Und trotzdem bin ich diesem Stück ob seines nuancenreichen Spiels sehr gerne gefolgt. Das ist große Schauspielkunst, die im Schrecken und im Humor, der hier durchaus auch zu finden ist, sehr differenziert (psychodramatische) Akzente setzt.
Ich fühlte mich wie in einem Theaterlabor, in dem ich mit den Schauspielern meine eigenen Ängste, Chimären und Alpträume durchmesse. Und das wird durch die Räumlichkeit und Enge des Theaters ja aufs Wunderbarste ge- und befördert, man ist ja quasi mittendrin im Spiel, Bühne und Zuschauerraum sind / werden ein Raum, eine Fläche. Und diese Begrenzung dieses low-budget-off-Theaters wird damit auch zu (einer!)seiner großen Stärken. Ich als Zuschauer werde ja viel ungeschützter, verletzlicher mit dem Spiel konfrontiert als im bekannten Illusionsraum eines Stadttheaters. Damit emotional auch viel leichter erreichbar für die Schauspieler.
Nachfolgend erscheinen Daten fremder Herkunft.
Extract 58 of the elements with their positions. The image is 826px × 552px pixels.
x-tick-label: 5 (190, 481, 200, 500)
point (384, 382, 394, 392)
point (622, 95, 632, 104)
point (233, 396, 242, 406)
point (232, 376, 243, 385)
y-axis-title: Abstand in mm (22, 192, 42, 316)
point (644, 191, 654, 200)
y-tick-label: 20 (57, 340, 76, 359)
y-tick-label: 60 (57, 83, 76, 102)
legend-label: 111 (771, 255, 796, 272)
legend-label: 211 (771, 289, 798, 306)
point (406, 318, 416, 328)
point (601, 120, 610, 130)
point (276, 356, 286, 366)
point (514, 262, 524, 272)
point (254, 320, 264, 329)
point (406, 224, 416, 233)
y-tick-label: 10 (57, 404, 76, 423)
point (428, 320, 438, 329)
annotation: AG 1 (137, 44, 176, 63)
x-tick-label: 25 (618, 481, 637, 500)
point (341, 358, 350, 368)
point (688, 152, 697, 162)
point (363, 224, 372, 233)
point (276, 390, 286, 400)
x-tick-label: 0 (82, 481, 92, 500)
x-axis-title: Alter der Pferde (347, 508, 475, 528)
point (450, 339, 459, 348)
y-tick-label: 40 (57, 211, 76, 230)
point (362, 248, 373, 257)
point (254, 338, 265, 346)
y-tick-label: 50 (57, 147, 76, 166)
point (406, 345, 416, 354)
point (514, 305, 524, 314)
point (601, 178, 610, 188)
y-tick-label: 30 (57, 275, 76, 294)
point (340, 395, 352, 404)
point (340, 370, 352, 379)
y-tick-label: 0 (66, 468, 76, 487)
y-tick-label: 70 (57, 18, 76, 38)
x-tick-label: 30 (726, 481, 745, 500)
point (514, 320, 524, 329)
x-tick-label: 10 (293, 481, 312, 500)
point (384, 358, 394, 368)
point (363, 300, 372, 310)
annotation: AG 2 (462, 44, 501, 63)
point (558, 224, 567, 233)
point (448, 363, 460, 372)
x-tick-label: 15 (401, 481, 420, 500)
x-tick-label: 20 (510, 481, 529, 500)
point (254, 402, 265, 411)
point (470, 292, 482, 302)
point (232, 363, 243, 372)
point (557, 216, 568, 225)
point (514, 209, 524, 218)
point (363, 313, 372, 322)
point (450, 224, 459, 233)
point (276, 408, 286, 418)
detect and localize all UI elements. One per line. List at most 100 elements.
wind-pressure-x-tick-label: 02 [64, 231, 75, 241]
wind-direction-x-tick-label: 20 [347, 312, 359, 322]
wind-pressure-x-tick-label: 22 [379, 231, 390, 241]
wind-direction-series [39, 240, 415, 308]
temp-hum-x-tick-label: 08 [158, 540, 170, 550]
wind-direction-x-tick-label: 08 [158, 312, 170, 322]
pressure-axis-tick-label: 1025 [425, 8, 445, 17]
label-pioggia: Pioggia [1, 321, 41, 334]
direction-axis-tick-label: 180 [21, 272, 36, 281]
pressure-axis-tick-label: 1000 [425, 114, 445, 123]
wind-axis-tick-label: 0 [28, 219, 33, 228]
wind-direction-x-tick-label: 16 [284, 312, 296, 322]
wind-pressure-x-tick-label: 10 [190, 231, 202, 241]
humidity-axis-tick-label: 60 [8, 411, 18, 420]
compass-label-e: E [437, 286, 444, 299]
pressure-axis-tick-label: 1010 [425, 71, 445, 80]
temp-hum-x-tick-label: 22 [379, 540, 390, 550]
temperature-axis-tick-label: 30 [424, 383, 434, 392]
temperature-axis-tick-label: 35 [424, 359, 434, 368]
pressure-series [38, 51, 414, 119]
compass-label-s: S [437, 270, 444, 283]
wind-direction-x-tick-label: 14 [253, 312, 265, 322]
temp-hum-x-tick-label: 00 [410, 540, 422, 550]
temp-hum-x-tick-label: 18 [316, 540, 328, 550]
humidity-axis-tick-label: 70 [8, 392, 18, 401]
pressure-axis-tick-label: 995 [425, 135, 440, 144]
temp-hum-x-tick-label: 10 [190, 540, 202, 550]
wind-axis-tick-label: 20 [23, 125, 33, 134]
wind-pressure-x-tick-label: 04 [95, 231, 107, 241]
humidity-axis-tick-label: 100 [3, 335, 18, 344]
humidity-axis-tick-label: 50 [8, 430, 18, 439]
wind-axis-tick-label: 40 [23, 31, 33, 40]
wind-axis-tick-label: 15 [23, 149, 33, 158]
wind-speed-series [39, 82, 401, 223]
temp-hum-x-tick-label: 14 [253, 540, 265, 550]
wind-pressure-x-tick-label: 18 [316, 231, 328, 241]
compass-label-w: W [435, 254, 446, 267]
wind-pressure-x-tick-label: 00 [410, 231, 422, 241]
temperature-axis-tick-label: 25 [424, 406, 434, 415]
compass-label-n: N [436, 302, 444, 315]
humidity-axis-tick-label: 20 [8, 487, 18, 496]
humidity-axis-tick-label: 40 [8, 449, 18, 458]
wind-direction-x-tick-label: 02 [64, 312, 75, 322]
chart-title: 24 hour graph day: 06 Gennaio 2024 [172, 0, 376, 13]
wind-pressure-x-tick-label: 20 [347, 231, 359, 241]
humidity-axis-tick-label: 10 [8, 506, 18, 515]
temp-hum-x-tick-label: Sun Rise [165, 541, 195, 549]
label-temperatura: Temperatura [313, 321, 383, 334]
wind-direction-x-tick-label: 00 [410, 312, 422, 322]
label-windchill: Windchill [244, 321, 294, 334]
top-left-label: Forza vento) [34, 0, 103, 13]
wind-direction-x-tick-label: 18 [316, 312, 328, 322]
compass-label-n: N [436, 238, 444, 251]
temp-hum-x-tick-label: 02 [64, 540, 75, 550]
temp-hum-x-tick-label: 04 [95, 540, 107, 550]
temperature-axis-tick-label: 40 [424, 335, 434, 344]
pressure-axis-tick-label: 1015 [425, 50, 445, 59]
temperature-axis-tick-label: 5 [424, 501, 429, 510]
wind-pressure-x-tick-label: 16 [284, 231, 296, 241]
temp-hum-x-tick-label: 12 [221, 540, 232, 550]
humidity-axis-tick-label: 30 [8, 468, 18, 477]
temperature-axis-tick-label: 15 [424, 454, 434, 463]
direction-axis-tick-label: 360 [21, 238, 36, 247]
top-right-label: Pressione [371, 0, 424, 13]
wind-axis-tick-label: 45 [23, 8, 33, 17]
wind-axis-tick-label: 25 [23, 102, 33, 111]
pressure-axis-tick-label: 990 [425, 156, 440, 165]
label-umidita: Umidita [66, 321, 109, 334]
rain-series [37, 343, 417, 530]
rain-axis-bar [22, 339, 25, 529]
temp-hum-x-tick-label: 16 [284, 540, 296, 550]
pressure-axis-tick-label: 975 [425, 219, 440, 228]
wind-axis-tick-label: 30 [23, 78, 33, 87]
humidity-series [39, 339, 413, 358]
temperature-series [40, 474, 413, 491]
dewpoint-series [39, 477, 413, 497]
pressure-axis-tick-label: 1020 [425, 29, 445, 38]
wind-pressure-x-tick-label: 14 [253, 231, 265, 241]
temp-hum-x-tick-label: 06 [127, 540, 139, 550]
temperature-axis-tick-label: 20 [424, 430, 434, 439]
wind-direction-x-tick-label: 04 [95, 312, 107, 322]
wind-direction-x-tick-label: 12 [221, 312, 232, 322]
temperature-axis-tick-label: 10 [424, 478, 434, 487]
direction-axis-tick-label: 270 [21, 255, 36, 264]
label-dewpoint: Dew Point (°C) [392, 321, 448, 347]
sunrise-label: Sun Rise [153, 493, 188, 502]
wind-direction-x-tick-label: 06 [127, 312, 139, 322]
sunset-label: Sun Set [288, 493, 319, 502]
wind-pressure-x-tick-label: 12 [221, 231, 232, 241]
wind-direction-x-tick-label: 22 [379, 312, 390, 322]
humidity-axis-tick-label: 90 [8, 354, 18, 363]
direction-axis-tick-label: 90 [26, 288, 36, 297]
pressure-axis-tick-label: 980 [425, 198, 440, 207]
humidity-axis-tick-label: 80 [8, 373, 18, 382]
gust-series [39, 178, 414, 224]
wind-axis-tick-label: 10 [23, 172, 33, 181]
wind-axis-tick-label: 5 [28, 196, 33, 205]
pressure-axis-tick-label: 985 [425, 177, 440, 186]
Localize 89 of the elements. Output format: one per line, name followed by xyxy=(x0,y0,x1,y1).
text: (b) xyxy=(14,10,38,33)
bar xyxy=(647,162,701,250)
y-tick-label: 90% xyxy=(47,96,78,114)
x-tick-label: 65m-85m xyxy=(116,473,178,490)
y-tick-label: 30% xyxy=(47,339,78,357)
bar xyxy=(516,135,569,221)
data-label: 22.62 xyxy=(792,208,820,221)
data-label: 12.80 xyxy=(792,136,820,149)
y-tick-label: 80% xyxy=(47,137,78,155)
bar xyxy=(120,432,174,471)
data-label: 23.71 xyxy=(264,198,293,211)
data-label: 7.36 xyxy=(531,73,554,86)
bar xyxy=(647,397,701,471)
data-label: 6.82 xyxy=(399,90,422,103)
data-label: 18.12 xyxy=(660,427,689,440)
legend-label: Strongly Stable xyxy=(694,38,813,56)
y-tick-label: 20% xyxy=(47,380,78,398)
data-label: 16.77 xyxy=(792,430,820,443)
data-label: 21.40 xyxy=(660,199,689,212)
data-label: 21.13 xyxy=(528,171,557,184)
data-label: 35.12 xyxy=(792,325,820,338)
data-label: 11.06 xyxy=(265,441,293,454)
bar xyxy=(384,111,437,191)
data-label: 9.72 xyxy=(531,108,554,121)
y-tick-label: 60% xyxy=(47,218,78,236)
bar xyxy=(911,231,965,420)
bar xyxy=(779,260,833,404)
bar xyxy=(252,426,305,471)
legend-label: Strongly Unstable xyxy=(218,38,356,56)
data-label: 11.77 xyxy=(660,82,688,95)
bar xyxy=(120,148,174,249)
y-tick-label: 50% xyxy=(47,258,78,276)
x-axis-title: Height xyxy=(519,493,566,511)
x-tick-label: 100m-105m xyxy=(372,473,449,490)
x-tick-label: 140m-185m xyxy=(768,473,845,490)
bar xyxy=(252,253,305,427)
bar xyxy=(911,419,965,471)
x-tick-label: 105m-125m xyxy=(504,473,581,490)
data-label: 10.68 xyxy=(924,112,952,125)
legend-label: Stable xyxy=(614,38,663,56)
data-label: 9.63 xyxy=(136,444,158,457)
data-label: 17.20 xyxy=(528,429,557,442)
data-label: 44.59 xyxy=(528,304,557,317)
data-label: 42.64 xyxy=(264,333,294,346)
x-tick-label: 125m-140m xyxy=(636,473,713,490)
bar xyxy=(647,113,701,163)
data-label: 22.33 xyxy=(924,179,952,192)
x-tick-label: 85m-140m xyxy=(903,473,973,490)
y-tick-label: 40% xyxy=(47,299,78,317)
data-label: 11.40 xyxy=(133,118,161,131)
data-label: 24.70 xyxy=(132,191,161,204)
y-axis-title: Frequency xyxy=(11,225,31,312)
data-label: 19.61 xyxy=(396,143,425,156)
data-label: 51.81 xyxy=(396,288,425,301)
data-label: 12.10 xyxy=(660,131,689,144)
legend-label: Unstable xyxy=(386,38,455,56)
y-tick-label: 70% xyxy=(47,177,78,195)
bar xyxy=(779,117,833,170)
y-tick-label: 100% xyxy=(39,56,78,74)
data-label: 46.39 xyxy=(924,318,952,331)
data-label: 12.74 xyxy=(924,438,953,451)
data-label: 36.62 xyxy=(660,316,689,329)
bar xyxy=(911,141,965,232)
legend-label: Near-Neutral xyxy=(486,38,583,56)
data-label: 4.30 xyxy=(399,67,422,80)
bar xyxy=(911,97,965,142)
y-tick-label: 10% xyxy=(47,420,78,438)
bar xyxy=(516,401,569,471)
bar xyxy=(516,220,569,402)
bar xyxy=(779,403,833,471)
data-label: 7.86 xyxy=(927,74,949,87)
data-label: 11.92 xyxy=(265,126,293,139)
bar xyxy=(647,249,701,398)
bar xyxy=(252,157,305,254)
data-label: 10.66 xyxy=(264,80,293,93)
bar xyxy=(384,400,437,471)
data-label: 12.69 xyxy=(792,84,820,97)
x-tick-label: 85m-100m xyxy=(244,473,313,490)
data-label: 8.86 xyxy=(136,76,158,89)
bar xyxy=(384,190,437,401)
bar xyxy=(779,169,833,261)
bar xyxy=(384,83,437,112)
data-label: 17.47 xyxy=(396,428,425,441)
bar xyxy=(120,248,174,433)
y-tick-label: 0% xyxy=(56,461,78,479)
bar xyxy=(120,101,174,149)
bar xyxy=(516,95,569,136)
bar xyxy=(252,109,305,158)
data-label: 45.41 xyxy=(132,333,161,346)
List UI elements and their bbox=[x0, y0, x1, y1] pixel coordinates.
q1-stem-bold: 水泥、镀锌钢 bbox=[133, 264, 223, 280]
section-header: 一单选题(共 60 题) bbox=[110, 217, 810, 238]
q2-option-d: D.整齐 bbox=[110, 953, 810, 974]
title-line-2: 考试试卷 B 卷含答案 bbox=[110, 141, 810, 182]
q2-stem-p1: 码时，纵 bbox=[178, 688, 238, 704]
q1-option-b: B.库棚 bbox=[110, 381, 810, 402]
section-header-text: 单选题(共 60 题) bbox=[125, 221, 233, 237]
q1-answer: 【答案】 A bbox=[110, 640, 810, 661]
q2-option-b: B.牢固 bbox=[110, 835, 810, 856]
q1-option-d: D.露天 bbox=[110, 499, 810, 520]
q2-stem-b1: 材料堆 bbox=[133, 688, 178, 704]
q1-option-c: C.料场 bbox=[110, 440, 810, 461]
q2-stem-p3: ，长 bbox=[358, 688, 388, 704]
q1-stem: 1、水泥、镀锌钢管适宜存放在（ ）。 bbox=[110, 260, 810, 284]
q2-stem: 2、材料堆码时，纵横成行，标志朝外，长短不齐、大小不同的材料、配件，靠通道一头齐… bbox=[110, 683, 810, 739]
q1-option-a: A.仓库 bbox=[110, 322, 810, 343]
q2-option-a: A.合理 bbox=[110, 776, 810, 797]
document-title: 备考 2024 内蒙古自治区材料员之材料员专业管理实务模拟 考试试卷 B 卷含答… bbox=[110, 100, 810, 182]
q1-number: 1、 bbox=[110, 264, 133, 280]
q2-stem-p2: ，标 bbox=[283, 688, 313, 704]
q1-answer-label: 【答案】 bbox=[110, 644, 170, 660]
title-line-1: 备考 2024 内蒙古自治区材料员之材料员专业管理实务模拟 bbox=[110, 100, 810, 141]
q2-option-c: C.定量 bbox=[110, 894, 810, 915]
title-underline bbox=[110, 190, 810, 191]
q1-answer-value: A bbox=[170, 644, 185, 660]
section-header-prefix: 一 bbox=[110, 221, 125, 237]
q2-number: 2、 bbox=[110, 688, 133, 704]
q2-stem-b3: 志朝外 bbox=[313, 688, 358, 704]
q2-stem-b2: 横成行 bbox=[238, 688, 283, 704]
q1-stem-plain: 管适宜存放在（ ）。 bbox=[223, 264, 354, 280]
Und so wird dieser gewölbeartige (Theater-)Raum zu einem Ort der Transformation, in dem Licht in unsere Schattenwelten getragen wird.
In Bochum bin ich seit dem Ende des Triumvirats Haußmann/Gotscheff/Kruse im (Stadt-)Theater nicht mehr so intensiv berührt und bewegt worden.
Und das nicht nur von diesem Stück sondern auch von vielen anderen aus dem aktuellen Repertoire, so von dem wunderschönen Requiem an die große und viel zu vergessene Sylvia Plath oder von der Troja-Trilogie, eine spannende, aufreibende und provozierende Textcollage, in der antike Mythen in die Jetztzeit transportiert werden und gezeigt wird, dass die großen Fragen immer die Gleichen sind, nur zu jeder Zeit anders gestellt werden (bzw. in einer Kultur der Oberflächlichkeit dem Vergessen anheim fallen). Und da lohnen wirklich auch weitere Anfahrten.